Fanon's "national consciousness," while predicated on the form of the nation that was necessary for decolonization, is intended by Fanon to encompass an international anticolonial dimension of solidarity. Indeed, there were forms of Chinese anticolonial internationalism that were parallel to black internationalism. Some feel that Chinese anticolonial nationalism may be appropriated by the contemporary Chinese state, focusing on e.g. resistance against Japanese attacks on China in the Second Sino Japanese war, in order to fan nationalism as a means of justifying continued party rule. However, must the study of Chinese historical figures of anticolonial nationalism fleeing from war, for example, necessarily be bracketed within a recognition of contemporary nationalism that is fanned by the Communist Party? Where does our responsibility lie, with the objective study of history, or focusing selectively only on certain aspects of history that allow contemporary academics to position themselves against the contemporary Chinese state? Is it ok to conflate historical figures with historical narratives originating from the contemporary Chinese state?
5 Question the fallacy that non-hybridity equals nationalist.

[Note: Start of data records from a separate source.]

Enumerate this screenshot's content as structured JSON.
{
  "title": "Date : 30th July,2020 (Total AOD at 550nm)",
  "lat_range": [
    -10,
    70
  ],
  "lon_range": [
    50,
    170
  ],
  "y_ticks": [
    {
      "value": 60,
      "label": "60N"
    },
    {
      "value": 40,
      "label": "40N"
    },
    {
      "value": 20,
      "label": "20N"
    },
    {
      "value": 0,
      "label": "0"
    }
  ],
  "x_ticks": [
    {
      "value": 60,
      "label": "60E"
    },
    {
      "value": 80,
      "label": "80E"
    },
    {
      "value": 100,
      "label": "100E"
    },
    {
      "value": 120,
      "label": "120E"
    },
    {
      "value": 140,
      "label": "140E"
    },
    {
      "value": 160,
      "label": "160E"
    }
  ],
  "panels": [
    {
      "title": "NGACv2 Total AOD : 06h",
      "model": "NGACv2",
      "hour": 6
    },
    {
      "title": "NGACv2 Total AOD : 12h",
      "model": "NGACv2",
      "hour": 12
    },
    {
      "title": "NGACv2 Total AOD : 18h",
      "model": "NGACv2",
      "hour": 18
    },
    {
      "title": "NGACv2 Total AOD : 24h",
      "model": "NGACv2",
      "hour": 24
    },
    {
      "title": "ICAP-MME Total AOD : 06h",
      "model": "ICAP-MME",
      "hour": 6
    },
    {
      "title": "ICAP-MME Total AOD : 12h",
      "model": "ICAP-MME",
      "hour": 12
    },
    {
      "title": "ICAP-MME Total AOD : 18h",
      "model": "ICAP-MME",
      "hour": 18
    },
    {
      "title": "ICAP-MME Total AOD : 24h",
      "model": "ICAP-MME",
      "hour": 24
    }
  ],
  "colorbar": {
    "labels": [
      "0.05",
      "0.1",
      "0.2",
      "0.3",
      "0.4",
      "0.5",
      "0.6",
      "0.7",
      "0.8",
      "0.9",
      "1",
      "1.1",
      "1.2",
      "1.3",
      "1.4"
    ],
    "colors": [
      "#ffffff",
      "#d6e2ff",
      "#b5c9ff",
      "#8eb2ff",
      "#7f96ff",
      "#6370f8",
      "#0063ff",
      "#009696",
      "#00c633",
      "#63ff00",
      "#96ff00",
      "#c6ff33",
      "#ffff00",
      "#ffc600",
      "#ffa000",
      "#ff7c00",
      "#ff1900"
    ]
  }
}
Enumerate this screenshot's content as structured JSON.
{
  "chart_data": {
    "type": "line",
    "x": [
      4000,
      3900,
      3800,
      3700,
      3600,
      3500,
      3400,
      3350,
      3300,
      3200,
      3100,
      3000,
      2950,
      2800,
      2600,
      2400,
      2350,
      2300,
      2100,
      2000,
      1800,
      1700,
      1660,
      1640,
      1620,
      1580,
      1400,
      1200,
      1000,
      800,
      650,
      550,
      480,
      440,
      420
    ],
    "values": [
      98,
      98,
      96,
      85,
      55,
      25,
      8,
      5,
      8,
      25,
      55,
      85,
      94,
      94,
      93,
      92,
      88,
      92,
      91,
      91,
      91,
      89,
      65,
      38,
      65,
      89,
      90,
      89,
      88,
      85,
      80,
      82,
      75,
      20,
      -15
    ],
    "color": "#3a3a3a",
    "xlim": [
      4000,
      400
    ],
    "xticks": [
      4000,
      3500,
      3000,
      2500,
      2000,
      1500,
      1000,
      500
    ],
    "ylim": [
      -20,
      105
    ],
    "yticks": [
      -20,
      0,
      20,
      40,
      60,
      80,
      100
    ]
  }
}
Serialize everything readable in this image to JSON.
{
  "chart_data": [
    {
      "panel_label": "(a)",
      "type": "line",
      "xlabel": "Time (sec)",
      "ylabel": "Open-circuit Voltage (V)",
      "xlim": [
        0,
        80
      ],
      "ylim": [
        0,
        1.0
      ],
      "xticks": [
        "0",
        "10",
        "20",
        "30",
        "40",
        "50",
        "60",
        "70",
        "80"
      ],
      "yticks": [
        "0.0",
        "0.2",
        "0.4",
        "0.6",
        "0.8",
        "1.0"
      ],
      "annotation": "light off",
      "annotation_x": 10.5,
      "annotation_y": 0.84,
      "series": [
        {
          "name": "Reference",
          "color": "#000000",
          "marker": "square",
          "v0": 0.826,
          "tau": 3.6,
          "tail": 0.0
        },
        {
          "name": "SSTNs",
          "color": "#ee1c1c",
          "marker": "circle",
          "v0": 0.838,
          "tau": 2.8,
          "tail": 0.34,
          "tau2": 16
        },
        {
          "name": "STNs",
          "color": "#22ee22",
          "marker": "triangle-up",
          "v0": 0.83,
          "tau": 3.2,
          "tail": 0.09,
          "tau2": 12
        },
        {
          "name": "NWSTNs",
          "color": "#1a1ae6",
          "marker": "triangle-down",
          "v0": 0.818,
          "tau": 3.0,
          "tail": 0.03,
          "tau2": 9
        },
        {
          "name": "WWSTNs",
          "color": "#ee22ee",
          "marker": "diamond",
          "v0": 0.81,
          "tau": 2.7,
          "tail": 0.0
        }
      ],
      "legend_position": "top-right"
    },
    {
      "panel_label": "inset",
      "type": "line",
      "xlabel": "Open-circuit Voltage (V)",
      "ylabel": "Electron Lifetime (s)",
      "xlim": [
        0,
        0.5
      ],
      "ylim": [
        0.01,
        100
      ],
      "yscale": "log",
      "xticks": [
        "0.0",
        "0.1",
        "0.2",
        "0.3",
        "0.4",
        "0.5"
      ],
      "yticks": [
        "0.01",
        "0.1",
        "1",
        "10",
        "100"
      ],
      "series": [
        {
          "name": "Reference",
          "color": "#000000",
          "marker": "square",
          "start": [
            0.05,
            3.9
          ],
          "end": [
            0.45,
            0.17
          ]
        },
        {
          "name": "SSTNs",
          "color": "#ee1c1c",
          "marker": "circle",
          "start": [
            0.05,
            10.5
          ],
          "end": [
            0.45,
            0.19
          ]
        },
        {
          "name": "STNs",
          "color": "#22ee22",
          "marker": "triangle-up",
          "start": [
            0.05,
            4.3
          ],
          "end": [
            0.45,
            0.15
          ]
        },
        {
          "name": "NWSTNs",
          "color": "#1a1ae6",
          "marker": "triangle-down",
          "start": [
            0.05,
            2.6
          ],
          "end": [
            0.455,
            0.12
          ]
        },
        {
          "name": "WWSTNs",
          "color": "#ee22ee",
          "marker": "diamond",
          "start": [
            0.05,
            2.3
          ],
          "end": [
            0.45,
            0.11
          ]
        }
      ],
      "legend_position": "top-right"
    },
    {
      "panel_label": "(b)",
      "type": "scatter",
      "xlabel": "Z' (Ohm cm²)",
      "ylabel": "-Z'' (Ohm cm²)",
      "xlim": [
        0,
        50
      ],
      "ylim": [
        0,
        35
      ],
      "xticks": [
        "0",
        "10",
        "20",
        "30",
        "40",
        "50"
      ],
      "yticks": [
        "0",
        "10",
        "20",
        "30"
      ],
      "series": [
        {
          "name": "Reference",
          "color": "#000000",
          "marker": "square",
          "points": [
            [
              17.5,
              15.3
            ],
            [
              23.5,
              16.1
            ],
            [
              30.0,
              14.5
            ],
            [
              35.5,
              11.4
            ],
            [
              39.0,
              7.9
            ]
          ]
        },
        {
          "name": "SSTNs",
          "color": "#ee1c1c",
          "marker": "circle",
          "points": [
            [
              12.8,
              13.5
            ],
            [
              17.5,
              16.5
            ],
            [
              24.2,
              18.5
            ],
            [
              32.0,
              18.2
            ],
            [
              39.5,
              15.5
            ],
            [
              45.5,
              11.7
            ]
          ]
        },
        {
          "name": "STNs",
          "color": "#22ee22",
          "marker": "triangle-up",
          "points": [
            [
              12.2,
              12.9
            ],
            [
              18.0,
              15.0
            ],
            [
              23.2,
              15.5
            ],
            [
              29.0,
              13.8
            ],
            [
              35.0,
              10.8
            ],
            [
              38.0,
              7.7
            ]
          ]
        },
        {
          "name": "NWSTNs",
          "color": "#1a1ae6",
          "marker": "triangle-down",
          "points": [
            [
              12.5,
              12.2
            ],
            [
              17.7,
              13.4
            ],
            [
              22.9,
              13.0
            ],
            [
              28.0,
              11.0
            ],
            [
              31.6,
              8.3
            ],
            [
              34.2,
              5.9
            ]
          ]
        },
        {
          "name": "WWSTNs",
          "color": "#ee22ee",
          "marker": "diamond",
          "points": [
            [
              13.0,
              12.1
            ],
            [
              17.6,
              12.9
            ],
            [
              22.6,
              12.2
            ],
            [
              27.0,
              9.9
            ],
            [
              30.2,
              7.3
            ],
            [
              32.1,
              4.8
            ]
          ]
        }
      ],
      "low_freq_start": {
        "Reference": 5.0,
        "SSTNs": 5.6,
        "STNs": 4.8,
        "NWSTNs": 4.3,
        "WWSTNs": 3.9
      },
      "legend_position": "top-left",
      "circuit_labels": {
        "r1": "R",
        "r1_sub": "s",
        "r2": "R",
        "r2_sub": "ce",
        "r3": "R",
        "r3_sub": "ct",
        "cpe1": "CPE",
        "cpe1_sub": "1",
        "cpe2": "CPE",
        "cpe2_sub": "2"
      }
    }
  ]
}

It's very easy to do grandstanding on nationalism by emphasizing hybridity and circulation, thereby laying one's claim to counterhegemony, effectively branding queers, human rights lawyers, village musicians, Chinese pianists, and Chinese historical figures under Japanese attack from 1937-45 as problematically nationalist by default--for some people, anything other than hybridity and circulation is by definition nationalist. But just because something is not anti-nationalist doesn't make it nationalist. Human rights lawyers in China may not be engaged in the critique of nationalism because they are being jailed; that doesn't make them nationalist. Queer communities in China are busy hiding from surveillance; they have other things to worry about than opposing state nationalism. Treating minority communities as fodder for anti-nationalism is methodologically dubious and teleological (raising anti-nationalism above pressing issues on the ground). What we need to do is to assess contexts of nationalism, and make the appropriate critique.
6 There is lack of comprehensive knowledge about research and teaching inside East Asia.
One of the aims should be to enable scholars based in East Asia to develop counterhegemonic frameworks responsive to their epistemic contexts, and this requires comprehensive knowledge of research published in East Asian languages.
References
Lazarus, Neil. “Disavowing Decolonization: Fanon, Nationalism, and the Problematic of Representation in Current Theories of Colonial Discourse.” Research in African Literatures, vol. 24, no. 4, 1993, pp. 69–98.
Sajed, Alina, & Seidel, Timothy. (2019). Introduction: Escaping the Nation? National Consciousness and the Horizons of Decolonization. Interventions, 21(5), 583–591.